TA committed so many murders that they do not consider them to be something sinful.
The TA forced kidnapped children to kill other children, their brothers or sisters, their parents, thus performing a “rite of initiation” .
Effects
Positive Consequences
Today, most Acholi admit that the source of TA power is Sudan’s government, not the spirits.
Negative Consequences
TA actions displaced about 2 million people who had to live in refugee camps.
TA killed 60,000 to 100,000 people, according to UN report.
The violence included the kidnapping of children, turning children into soldiers, forcing girls to choose husbands among TA, forcing children to kill their parents and siblings as an initiation rite, sexual slavery of women, and rape. The TA also sometimes cut off the lips, ears, and noses of locals.
TA actions led to the complete economic desolation of the northern regions.
The psychological trauma of TA victims is hardly curable.
TA sold or gifted children, mostly girls, to arms dealers in Sudan.
In 2004, 40,000 children were forced to move to Gulu town every night to find a haven to sleep; in the morning, they returned home and went to school.
TA mainly attacked their tribe, the Acholi, in the northern and eastern regions of Uganda; this led to forced displacement of the population to refugee camps and voluntary flight to cities; 90% of Northern Uganda’s population has been displaced.
The TA kidnapped at least 25,000 children, and their army was 80% of children.
People living in refugee camps have lost everything – home, livelihood, and culture.
Suicide rates were extremely high in refugee camps.
There have been cases of brainwashed children being forced to chop off the ears, noses, lips, and fingers of other children suspected of fighting on the side of the Ugandan army.
About 1000 people per week died in refugee camps.
In 2018, 27 abductions of children and 124 civilians by TA were recorded in South Sudan, DRC, and CAR.
Secondary consequences
Sudan and several tribes of South Sudan have started to provide material support to TA again.
TA used elephant poaching to obtain ivory to fund its activities.
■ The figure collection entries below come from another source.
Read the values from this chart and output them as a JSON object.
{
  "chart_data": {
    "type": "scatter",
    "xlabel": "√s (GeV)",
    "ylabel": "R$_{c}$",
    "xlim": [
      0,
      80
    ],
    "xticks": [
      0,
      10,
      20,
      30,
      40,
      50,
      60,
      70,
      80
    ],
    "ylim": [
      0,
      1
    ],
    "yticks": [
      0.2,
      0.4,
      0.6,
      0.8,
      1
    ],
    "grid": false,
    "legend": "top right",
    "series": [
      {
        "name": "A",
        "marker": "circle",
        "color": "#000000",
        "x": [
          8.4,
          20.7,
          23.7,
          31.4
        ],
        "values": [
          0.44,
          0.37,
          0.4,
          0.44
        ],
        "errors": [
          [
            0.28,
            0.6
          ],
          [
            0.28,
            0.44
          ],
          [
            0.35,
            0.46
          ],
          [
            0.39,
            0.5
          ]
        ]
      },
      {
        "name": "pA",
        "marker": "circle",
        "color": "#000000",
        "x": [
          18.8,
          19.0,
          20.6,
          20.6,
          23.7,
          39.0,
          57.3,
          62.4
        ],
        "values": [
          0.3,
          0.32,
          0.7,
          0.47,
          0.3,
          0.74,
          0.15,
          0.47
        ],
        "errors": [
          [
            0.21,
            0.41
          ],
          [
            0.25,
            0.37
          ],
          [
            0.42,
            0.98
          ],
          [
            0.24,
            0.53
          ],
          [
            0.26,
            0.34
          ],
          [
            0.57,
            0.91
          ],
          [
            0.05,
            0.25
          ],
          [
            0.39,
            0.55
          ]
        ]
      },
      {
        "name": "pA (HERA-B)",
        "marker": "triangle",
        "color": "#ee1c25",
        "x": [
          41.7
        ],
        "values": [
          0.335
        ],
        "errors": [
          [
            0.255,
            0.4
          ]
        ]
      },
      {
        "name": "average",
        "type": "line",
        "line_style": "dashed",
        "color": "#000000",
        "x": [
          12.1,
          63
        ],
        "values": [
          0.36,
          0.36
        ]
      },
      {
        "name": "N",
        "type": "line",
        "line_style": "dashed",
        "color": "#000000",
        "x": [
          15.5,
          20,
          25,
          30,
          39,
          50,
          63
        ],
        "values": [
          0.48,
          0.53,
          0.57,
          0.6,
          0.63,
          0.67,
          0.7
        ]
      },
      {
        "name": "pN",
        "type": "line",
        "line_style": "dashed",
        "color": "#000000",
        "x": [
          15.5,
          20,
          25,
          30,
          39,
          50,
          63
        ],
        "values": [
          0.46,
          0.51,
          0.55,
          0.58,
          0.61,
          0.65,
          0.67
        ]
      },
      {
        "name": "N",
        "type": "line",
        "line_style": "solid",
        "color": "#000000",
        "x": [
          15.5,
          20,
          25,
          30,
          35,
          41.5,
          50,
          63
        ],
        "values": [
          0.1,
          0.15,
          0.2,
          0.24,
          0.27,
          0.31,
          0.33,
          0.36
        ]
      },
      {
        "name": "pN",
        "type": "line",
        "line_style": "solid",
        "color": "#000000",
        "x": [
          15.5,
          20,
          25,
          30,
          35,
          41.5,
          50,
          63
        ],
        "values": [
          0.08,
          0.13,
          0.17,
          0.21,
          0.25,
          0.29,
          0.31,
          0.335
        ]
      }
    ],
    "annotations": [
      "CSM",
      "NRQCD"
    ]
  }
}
Poaching took place in Garamba, a national park in the DRC. TA sold tusks for weapons and supplies in the CAR, trading with Arab businesspeople and Sudanese military officers; TA received cash, food, weapons, ammunition, and medicine in return.
Northern and Eastern Uganda have a poverty rate of 84%, compared with 19.7% in the rest of the country.
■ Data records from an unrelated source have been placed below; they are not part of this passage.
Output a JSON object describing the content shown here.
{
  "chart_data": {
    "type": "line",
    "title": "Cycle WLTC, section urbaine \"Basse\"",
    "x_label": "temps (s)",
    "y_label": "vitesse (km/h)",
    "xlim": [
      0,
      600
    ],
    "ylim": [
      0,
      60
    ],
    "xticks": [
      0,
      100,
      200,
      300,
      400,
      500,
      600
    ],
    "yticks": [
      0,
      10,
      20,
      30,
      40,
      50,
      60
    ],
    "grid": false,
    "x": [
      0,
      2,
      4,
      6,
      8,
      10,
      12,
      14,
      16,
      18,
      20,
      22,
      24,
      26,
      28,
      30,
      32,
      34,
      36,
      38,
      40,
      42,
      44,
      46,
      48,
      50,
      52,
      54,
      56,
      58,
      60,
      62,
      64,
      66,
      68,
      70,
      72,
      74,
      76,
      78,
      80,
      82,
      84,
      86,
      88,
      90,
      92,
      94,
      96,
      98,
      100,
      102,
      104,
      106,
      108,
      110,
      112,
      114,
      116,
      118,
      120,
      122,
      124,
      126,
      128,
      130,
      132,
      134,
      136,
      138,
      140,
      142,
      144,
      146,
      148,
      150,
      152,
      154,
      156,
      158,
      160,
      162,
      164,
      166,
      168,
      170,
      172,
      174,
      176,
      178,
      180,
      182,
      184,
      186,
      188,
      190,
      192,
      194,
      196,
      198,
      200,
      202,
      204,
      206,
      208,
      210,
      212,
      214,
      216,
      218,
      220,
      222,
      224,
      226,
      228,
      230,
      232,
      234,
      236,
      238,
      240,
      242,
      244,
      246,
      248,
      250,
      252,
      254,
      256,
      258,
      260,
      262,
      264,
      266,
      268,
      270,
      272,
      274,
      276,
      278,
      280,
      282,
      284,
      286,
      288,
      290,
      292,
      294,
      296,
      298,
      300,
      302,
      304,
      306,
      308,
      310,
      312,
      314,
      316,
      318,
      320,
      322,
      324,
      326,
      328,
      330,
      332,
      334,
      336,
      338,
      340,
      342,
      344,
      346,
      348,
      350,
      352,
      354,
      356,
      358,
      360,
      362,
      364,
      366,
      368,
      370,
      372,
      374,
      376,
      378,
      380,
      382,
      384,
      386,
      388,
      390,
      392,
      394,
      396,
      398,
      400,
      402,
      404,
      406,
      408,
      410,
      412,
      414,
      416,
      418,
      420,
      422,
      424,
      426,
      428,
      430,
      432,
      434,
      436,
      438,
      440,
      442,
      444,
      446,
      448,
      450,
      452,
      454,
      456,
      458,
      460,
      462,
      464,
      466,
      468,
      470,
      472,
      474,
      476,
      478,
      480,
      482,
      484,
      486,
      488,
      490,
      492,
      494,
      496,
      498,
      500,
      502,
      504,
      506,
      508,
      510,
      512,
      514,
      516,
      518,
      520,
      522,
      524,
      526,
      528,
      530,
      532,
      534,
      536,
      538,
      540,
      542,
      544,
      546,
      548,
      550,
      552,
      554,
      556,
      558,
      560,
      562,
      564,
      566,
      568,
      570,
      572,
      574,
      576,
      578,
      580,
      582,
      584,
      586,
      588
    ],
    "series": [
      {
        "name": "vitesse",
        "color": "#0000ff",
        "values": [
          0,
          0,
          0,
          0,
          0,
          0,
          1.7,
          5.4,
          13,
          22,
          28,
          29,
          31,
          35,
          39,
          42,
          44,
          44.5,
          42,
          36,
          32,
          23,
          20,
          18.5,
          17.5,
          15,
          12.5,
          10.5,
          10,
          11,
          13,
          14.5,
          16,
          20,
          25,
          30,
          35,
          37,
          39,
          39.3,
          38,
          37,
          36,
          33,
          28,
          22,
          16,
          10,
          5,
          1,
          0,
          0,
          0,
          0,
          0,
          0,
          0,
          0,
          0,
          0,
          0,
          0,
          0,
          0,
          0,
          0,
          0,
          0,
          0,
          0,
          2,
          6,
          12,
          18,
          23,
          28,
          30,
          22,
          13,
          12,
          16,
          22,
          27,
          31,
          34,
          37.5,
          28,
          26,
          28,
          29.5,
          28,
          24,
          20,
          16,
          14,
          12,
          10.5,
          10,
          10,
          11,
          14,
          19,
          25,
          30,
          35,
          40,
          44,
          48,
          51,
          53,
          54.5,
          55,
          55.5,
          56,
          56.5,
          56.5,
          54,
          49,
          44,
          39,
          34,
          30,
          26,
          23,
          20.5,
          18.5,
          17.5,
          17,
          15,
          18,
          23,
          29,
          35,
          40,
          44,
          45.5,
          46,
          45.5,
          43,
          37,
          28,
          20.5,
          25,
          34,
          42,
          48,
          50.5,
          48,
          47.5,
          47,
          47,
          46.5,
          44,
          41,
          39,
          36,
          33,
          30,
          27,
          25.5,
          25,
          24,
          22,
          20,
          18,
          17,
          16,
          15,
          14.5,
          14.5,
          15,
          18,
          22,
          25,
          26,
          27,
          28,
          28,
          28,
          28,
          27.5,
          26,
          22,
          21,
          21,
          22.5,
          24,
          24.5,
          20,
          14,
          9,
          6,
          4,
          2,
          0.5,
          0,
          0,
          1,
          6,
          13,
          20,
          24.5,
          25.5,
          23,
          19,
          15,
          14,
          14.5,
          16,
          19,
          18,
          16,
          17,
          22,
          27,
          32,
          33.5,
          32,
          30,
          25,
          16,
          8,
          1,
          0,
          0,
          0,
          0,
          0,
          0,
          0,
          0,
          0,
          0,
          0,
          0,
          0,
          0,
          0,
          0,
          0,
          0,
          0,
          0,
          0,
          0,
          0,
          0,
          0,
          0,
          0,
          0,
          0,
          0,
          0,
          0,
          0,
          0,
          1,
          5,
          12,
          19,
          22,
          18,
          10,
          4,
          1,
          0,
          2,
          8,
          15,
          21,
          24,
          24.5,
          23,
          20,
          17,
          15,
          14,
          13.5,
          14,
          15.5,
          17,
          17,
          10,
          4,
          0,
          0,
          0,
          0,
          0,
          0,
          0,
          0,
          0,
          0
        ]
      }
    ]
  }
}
Amnestied ex-TA combatants are stigmatized by fellow citizens and unable to reintegrate among the surviving Acholi (Akello 2019).
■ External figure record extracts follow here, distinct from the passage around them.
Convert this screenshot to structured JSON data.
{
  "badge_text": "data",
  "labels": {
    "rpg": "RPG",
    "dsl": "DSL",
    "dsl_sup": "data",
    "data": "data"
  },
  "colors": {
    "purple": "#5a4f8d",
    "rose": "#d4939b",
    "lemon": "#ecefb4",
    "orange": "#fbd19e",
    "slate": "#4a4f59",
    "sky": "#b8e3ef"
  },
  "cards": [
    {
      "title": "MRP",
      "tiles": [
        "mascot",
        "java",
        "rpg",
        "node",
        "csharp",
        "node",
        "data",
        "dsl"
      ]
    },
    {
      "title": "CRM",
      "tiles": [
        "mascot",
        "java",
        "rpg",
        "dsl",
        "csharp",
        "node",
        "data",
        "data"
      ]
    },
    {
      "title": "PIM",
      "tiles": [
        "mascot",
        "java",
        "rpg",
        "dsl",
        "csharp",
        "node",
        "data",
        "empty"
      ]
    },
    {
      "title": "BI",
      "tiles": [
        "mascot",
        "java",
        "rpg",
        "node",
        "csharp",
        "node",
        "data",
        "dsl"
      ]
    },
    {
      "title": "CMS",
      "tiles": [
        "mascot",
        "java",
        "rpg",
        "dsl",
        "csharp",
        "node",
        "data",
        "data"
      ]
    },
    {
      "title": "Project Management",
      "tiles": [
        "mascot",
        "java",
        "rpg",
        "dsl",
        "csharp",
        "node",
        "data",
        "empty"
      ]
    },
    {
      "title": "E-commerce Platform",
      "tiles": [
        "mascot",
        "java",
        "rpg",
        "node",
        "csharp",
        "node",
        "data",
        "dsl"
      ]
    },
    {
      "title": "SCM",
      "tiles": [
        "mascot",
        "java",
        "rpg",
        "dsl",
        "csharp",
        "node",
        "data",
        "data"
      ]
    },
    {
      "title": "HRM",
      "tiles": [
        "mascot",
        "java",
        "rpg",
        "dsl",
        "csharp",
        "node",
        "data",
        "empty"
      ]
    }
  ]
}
TA activities destroyed the region’s economy; therefore, there is a need for government programs to improve the skills of vulnerable groups of the population (Abaho 2019).
An entire generation of children was born and raised in refugee camps (Ojok 2018).
Vulnerabilities
Motives
Since TA’s main motive is survival, they are only supported by political groups interested in the war.
TA activities may coincide with the motives of criminals engaged in human trafficking.
Lack of motivation helped effectively implement the US campaign to promote desertion.
Demographics
Today, TA consists of 100 male fighters and 50-70 women and children.
TA is continually moving across South Sudan, DRC, and CAR.
Psychographics
TA includes fighters and abducted victims. Fighters use any means and cruelty to intimidate and control kidnapped children and women.
The desertion campaign helped destroy the TA core of 400 men, reducing their number to 100.
References
Abaco, Anne, Solomon Asiimwe, and Micheal Mawa. “The LRA and Its Costs on Economic Security in Gulu District, Northern Uganda.” Open Journal of Social Sciences 7, no. 11 (2019): 133-146.
Akello, Grace. “Reintegration of Amnestied LRA Ex-Combatants and Survivors’ Resistance Acts in Acholiland, Northern Uganda.” International Journal of Transitional Justice 13, no. 2 (2019): 249-267.
Ojok, Donnas. “The legacy of LRA conflict continues to disempower women in rural Northern Uganda.” Africa at LSE (2018).